Secondly, Databricks prioritizes employee experience. If you oversimplify the concept of where an organization is focused on, some may say an organization prioritizes its resources (time, capital, energy) based on optimizing for stock price, some on customer outcomes, while some are over indexed on product. Imagine thinking about an organization’s priorities in this form of a stack rank. ?Typically, some technology companies tend to over index on either customer outcomes or product. Some optimize for the stock price; rarely may you find focus on employees appear among the top 3 of this stack rank though that has been changing fast in the last few years with labor shortages and fierce competition for talent. This ambidexterity to do right by employees (fairness) is still a muscle most organizations are developing. This is an area that Databricks particularly is doing well in (for data points, refer to reviews on Glassdoor ).
Thirdly, Databricks hiring process is oriented with long-term thinking in mind and involves several backdoors before someone is offered a role. This ensures the hiring decisions are somewhat predictable. Related peculiar piece is keeping the bar high on hiring and thinking a bit longer term to do the right thing. E.g., we kept the search ongoing for a role on my team for 10+ months, insisting we keep the bar high despite the short-term rising demands from this unfilled role. With the current uncertain macroeconomic environment and labor shortages, it is easier to give in to the temptation to hire someone who can and will do the job however Databricks continues to keep the bar high and maintains a long-term view on what is the right thing to do.

In addition to these 3 peculiar cultural aspects, got to observe closely how a new category like “lakehouse” gets created, nurtured, and adopted as a standard.

To recap, grateful to Databricks for this amazing opportunity to build. Build the competitive muscle, build the data-driven win loss program on why we win or lose, and contribute to communities that take awesome innovations like Delta Lake, Databricks SQL, Unity Catalog, Delta Sharing, Delta Live Tables, and many more from Data+AI Summit 2022 to market.
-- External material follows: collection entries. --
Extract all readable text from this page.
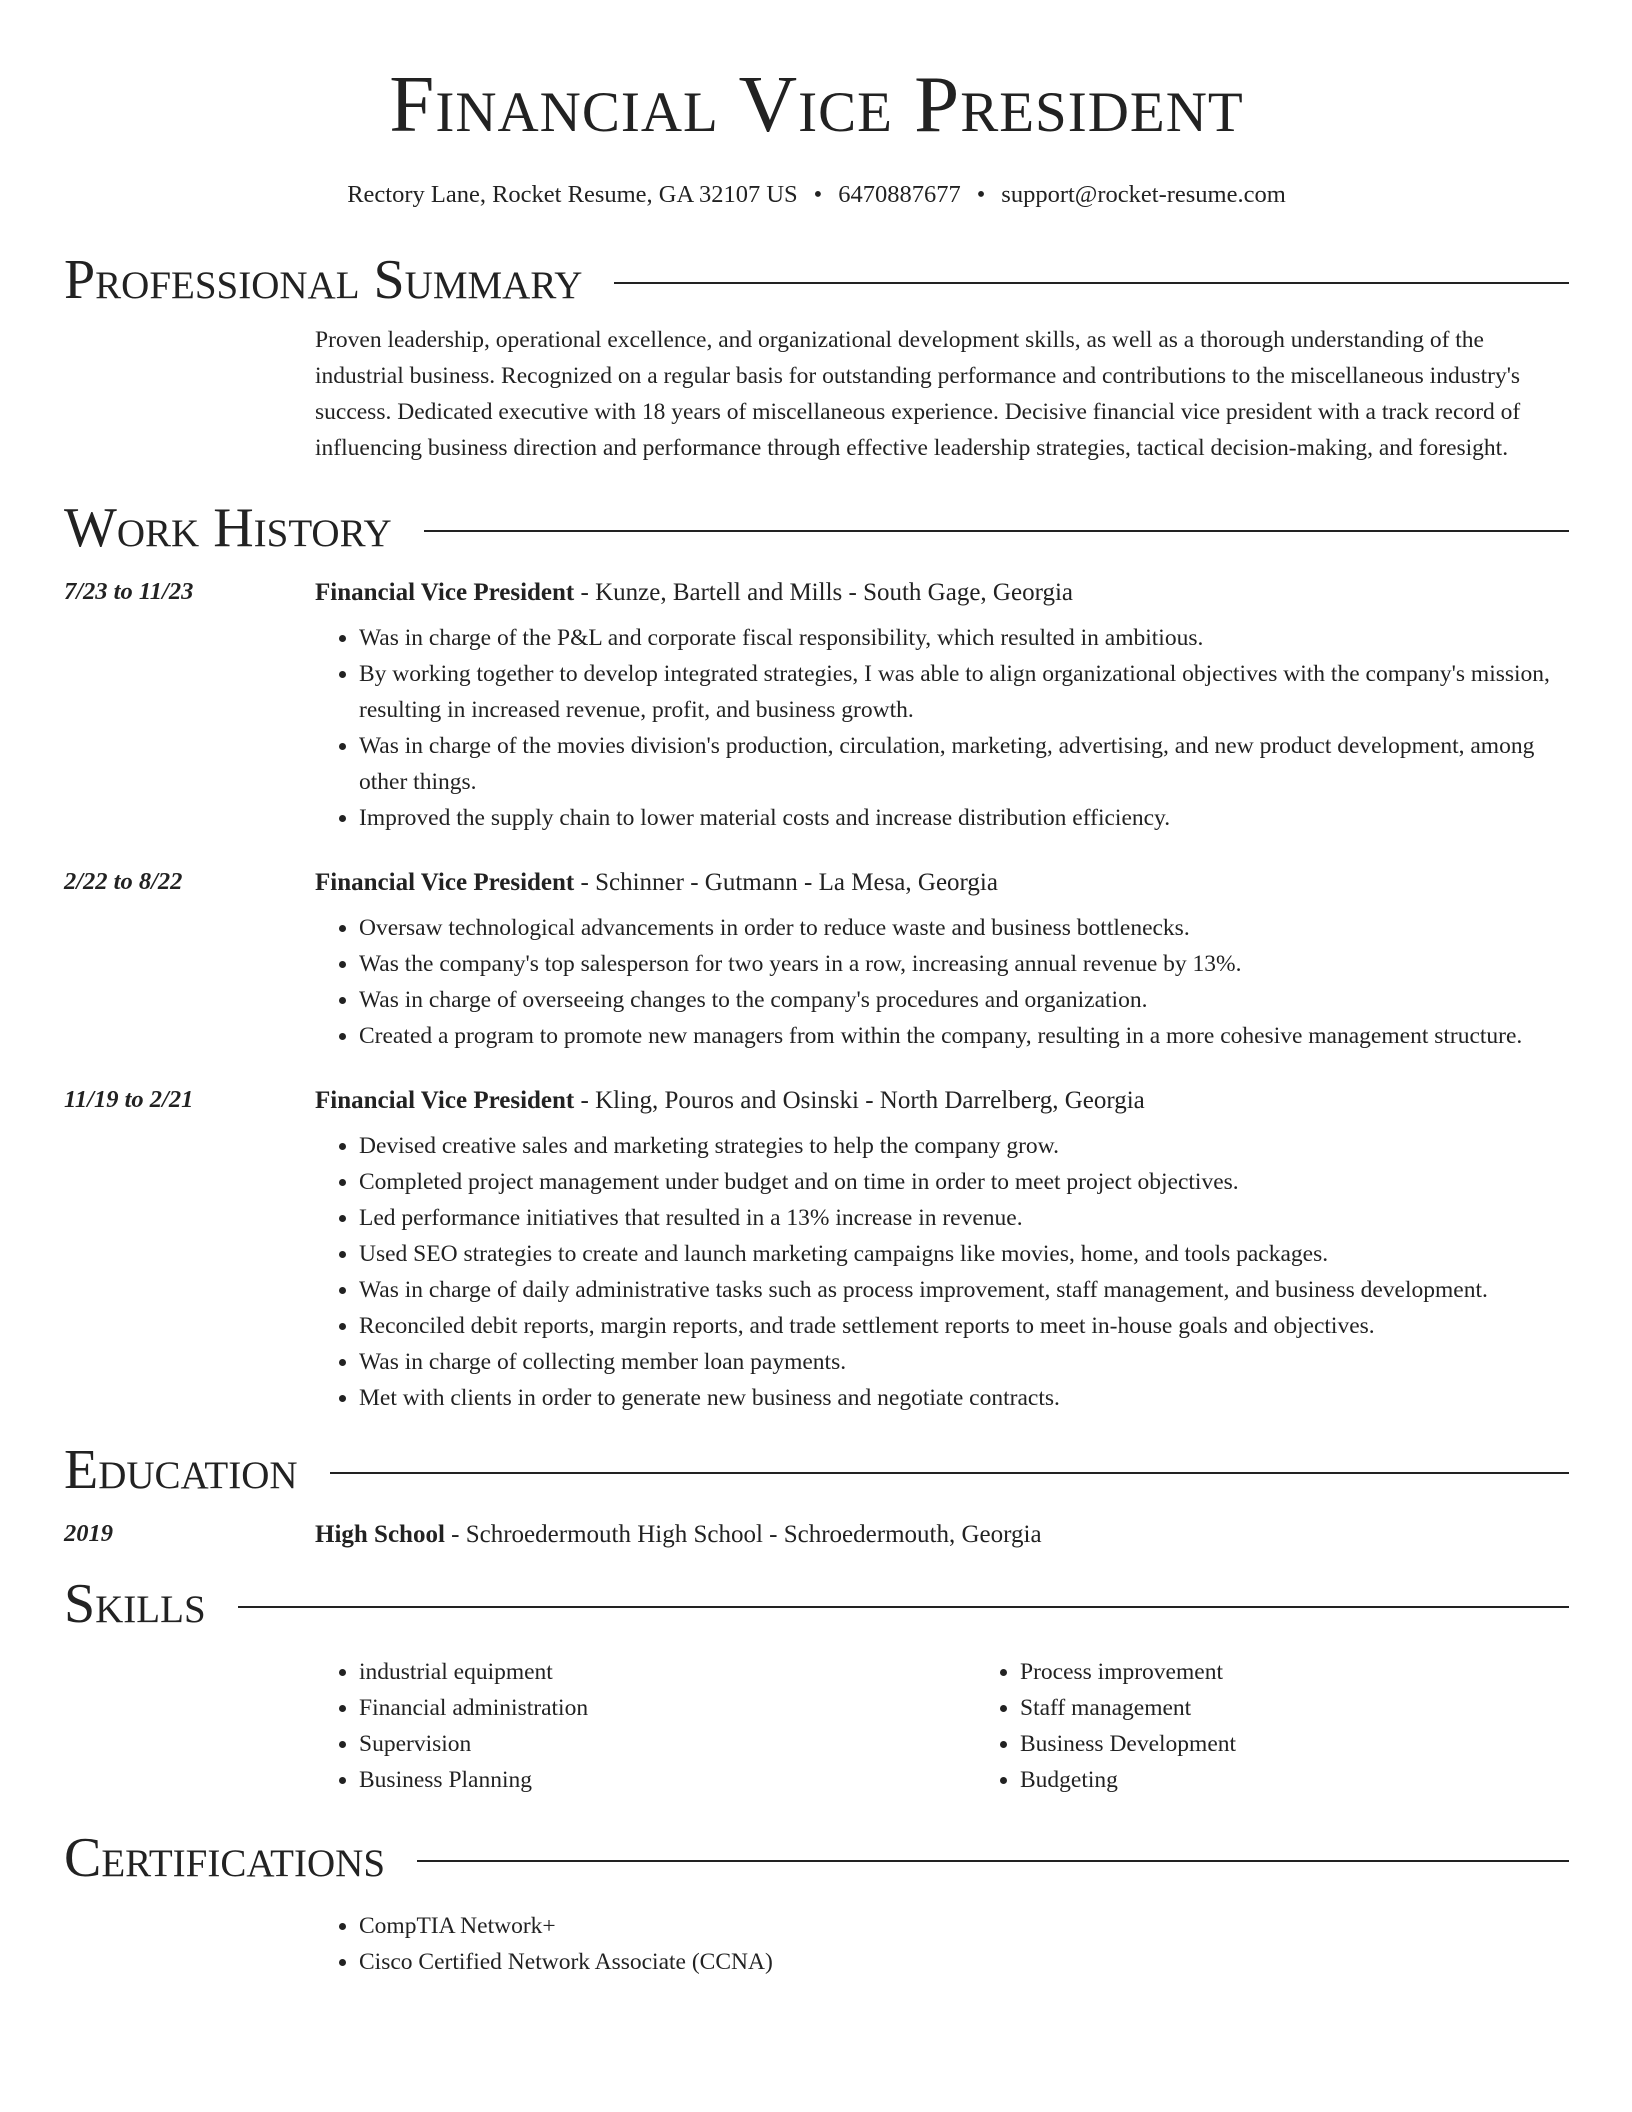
Financial Vice President
Rectory Lane, Rocket Resume, GA 32107 US • 6470887677 • support@rocket-resume.com
Professional Summary
Proven leadership, operational excellence, and organizational development skills, as well as a thorough understanding of the industrial business. Recognized on a regular basis for outstanding performance and contributions to the miscellaneous industry's success. Dedicated executive with 18 years of miscellaneous experience. Decisive financial vice president with a track record of influencing business direction and performance through effective leadership strategies, tactical decision-making, and foresight.
Work History
7/23 to 11/23	Financial Vice President - Kunze, Bartell and Mills - South Gage, Georgia
• Was in charge of the P&L and corporate fiscal responsibility, which resulted in ambitious.
• By working together to develop integrated strategies, I was able to align organizational objectives with the company's mission, resulting in increased revenue, profit, and business growth.
• Was in charge of the movies division's production, circulation, marketing, advertising, and new product development, among other things.
• Improved the supply chain to lower material costs and increase distribution efficiency.
2/22 to 8/22	Financial Vice President - Schinner - Gutmann - La Mesa, Georgia
• Oversaw technological advancements in order to reduce waste and business bottlenecks.
• Was the company's top salesperson for two years in a row, increasing annual revenue by 13%.
• Was in charge of overseeing changes to the company's procedures and organization.
• Created a program to promote new managers from within the company, resulting in a more cohesive management structure.
11/19 to 2/21	Financial Vice President - Kling, Pouros and Osinski - North Darrelberg, Georgia
• Devised creative sales and marketing strategies to help the company grow.
• Completed project management under budget and on time in order to meet project objectives.
• Led performance initiatives that resulted in a 13% increase in revenue.
• Used SEO strategies to create and launch marketing campaigns like movies, home, and tools packages.
• Was in charge of daily administrative tasks such as process improvement, staff management, and business development.
• Reconciled debit reports, margin reports, and trade settlement reports to meet in-house goals and objectives.
• Was in charge of collecting member loan payments.
• Met with clients in order to generate new business and negotiate contracts.
Education
2019	High School - Schroedermouth High School - Schroedermouth, Georgia
Skills
• industrial equipment
• Financial administration
• Supervision
• Business Planning
• Process improvement
• Staff management
• Business Development
• Budgeting
Certifications
• CompTIA Network+
• Cisco Certified Network Associate (CCNA)
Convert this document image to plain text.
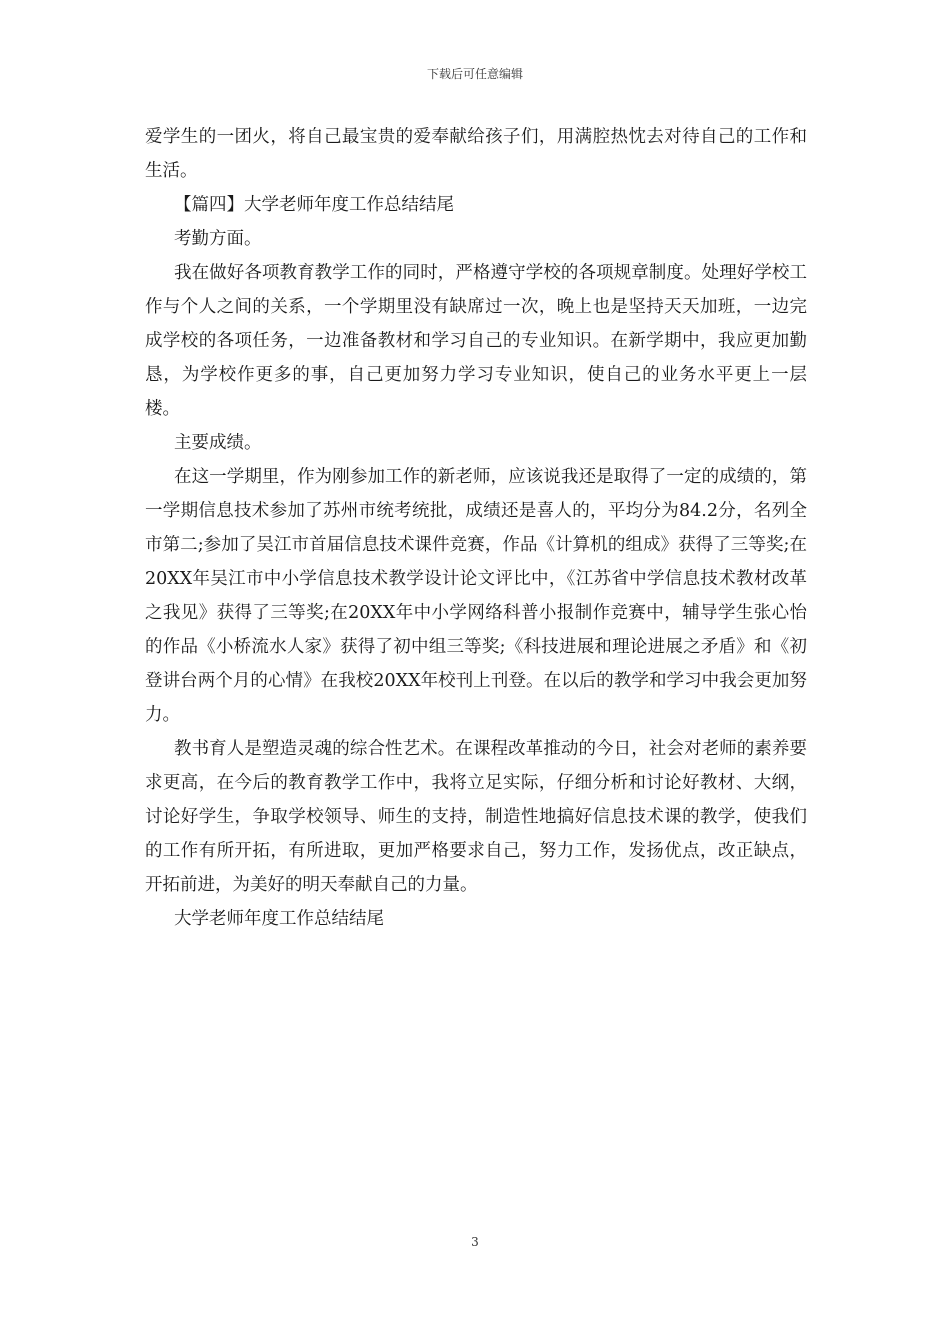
下载后可任意编辑

爱学生的一团火，将自己最宝贵的爱奉献给孩子们，用满腔热忱去对待自己的工作和生活。

【篇四】大学老师年度工作总结结尾

考勤方面。

我在做好各项教育教学工作的同时，严格遵守学校的各项规章制度。处理好学校工作与个人之间的关系，一个学期里没有缺席过一次，晚上也是坚持天天加班，一边完成学校的各项任务，一边准备教材和学习自己的专业知识。在新学期中，我应更加勤恳，为学校作更多的事，自己更加努力学习专业知识，使自己的业务水平更上一层楼。

主要成绩。

在这一学期里，作为刚参加工作的新老师，应该说我还是取得了一定的成绩的，第一学期信息技术参加了苏州市统考统批，成绩还是喜人的，平均分为84.2分，名列全市第二;参加了吴江市首届信息技术课件竞赛，作品《计算机的组成》获得了三等奖;在20XX年吴江市中小学信息技术教学设计论文评比中，《江苏省中学信息技术教材改革之我见》获得了三等奖;在20XX年中小学网络科普小报制作竞赛中，辅导学生张心怡的作品《小桥流水人家》获得了初中组三等奖;《科技进展和理论进展之矛盾》和《初登讲台两个月的心情》在我校20XX年校刊上刊登。在以后的教学和学习中我会更加努力。

教书育人是塑造灵魂的综合性艺术。在课程改革推动的今日，社会对老师的素养要求更高，在今后的教育教学工作中，我将立足实际，仔细分析和讨论好教材、大纲，讨论好学生，争取学校领导、师生的支持，制造性地搞好信息技术课的教学，使我们的工作有所开拓，有所进取，更加严格要求自己，努力工作，发扬优点，改正缺点，开拓前进，为美好的明天奉献自己的力量。

大学老师年度工作总结结尾

3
Share this sense of gratitude towards Databricks leadership team for the trust and continued support in building scaling mechanisms and taking on initiatives like building a win loss program, engaging with product advisory board, making sense of evolving Data+AI industry dynamics, engaging with industry leading analysts, contributing thought leadership (Building CI Flywheel using Data+ AI , Understanding Data Lakehouse KIMO Data anno 2021 , partnering with the global Competitive Intelligence (CI) community (Udemy Getting started with Competitor Intelligence , Apple podcast ), and bringing back the collective wisdom in areas like competitive intelligence, win loss analysis and ethics in CI.